A Forever Christmas(51)



“None,” she replied. “And I haven’t found any matches to missing persons files since our system came back up yesterday,” she added.

“Would be nice to tell ‘Angel’ who she really is by Christmas,” Rick speculated.

Alma exchanged glances with her brother. “Maybe Angel doesn’t want to know who she is,” Alma suggested.

Had Angel said something to Alma? Gabe wondered. “What makes you say that?” he asked suspiciously.

Alma shrugged. “Just a gut feeling,” she admitted. “I figure if it really mattered so much to her, she would have been pushing us to try harder.”

“Meaning what?” Gabe asked. Was she suggesting that Angel wanted to cover something up?

“Down, Gabe. I meant no disrespect here. It’s just that maybe, on some level, she’s afraid that she won’t want to find out who she is. Maybe, when you found her, she was already running from something.”

Gabe had his own theories on that. He snorted. “Most likely whoever it was who left those fatal notches on her brake lines.”

Rick nodded, agreeing. “Sounds like a good theory to me. Too bad the sedan was so badly damaged. There might have been a decent set of prints or two we could have lifted.”

Gabe nodded, but his mind had raced ahead and was now elsewhere. What if someone did recognize her from that photocopy Alma had sent out? How was he going to be able to determine that whoever came looking for Angel wasn’t the guy who’d obviously set out to kill her?

He frowned. “Really wish you hadn’t sent out that poster, Alma.”

“We had to do something,” she pointed out defensively. “Can’t just hang back and let her go on wondering who she is for the rest of her life.”

What Alma said was true enough on the surface, but what if what Angel found out was something she would have rather left buried in the recess of her mind? He’d be doing her no favors by digging all that up.

Just then, a loud noise erupted from the rear of the building where their jail cells were located. Stunned, all three law enforcement officers quickly made their way to the back where they discovered Ben Walker, the man known affectionately as one of Forever’s two resident drunks, was standing on his cot, looking properly terrified by the slip of a woman standing on the other side of the cell’s bars, shouting at him to stop acting like the state’s biggest ass and the greatest disappointment of her life. The sentiment was reinforced and peppered with a great many blue words.
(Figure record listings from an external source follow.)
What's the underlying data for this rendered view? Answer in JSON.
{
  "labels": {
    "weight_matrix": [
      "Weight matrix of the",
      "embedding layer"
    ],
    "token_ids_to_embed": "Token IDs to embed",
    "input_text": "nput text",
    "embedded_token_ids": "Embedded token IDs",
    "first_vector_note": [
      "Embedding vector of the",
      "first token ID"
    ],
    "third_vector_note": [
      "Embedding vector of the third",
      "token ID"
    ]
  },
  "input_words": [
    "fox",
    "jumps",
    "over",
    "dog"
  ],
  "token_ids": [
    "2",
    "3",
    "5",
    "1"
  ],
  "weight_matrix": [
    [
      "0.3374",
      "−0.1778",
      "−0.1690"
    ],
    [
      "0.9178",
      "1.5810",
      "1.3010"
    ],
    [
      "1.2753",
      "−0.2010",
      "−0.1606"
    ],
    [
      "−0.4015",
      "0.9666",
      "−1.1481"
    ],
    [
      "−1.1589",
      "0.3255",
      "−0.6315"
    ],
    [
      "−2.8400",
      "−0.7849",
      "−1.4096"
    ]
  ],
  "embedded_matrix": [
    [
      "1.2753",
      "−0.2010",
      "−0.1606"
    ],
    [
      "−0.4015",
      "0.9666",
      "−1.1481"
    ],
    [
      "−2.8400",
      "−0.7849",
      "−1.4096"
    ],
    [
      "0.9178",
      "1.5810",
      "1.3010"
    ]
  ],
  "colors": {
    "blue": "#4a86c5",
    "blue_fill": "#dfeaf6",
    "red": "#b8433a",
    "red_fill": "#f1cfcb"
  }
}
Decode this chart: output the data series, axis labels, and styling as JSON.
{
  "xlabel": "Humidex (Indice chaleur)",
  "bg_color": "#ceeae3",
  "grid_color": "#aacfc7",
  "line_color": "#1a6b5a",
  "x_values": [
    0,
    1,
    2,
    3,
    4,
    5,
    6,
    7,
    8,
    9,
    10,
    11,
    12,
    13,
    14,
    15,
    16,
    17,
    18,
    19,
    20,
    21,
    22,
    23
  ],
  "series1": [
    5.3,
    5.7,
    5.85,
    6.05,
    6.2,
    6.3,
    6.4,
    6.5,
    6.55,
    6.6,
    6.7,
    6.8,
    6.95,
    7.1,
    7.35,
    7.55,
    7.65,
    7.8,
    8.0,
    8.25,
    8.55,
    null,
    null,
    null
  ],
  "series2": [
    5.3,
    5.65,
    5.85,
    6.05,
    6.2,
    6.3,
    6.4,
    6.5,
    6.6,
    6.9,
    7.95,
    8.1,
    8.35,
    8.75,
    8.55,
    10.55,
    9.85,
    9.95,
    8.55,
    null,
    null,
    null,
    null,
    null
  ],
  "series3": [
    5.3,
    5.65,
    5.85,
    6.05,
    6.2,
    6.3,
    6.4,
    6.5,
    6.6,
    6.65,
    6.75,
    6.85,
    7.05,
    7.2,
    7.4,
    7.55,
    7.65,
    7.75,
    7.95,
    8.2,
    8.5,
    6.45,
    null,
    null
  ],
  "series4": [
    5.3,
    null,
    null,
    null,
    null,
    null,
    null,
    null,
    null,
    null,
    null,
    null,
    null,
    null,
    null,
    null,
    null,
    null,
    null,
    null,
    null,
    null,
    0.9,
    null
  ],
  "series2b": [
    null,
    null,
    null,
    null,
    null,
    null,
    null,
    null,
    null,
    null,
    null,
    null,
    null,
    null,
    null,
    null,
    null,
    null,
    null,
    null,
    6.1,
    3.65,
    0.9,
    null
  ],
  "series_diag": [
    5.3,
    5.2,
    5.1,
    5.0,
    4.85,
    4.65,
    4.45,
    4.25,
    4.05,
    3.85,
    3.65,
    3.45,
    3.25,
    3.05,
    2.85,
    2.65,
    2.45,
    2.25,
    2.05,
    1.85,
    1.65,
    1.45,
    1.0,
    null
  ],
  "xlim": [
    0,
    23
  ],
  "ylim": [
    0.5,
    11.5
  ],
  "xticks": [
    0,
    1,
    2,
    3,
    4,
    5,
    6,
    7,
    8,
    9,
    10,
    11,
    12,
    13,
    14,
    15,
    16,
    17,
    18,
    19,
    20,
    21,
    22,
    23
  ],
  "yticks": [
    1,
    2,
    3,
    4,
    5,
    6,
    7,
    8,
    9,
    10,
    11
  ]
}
“Now, Eleanor, you know I’m going to have to fine you for all those cuss words coming out of that genteel mouth of yours,” Rick told the woman mildly. Glancing toward his brother-in-law, he asked, “How much is Eleanor up to now, Joe?”

Joe paused for a second to calculate, then answered, “Twenty-five dollars by last count.”

“Well, it’s all worth it,” Eleanor declared with a toss of her dyed flaming-red hair. “You’d cuss, too, if you had to be married to that poor excuse for a man,” she informed the sheriff, gesturing dismissively at her husband.

Rick took hold of the woman’s shoulders and looked into her eyes. “Eleanor, it’s almost Christmas and in the spirit of the season, I’m going to forget about your fine—but I want you to practice a little of that Christian charity you’re so famous for and give your husband another chance.”

“Another chance?” she echoed incredulously. “I’ve already given him another chance. I’ve given him a dozen extra chances—”

“Then it shouldn’t be all that hard to give him one more,” Rick said amiably. There was resistance in the woman’s rounded face. “Do it as a favor to the rest of us,” he coaxed.

Eleanor Walker, who had at one point in time been considered to be quite stunning, sighed dramatically. Twice. And then she shrugged in surrender, mumbling, “All right, but only for you, Sheriff.”

“Thank you, Eleanor. Can’t ask for anything better than that.” Rick looked pointedly at the man still standing on his cot, eyeing his wife fearfully. It made for a ludicrous scene, seeing as how Ben was twice his wife’s size. “And you, Ben, I want you to promise not to touch a drop of anything with alcohol in it for the next thirty days—”

“Thirty days!” Eleanor cried, outraged that the time limit was so short.

“Thirty days?” Ben lamented at the same time. The expression on his face clearly indicating that he viewed thirty days to be close to an eternity.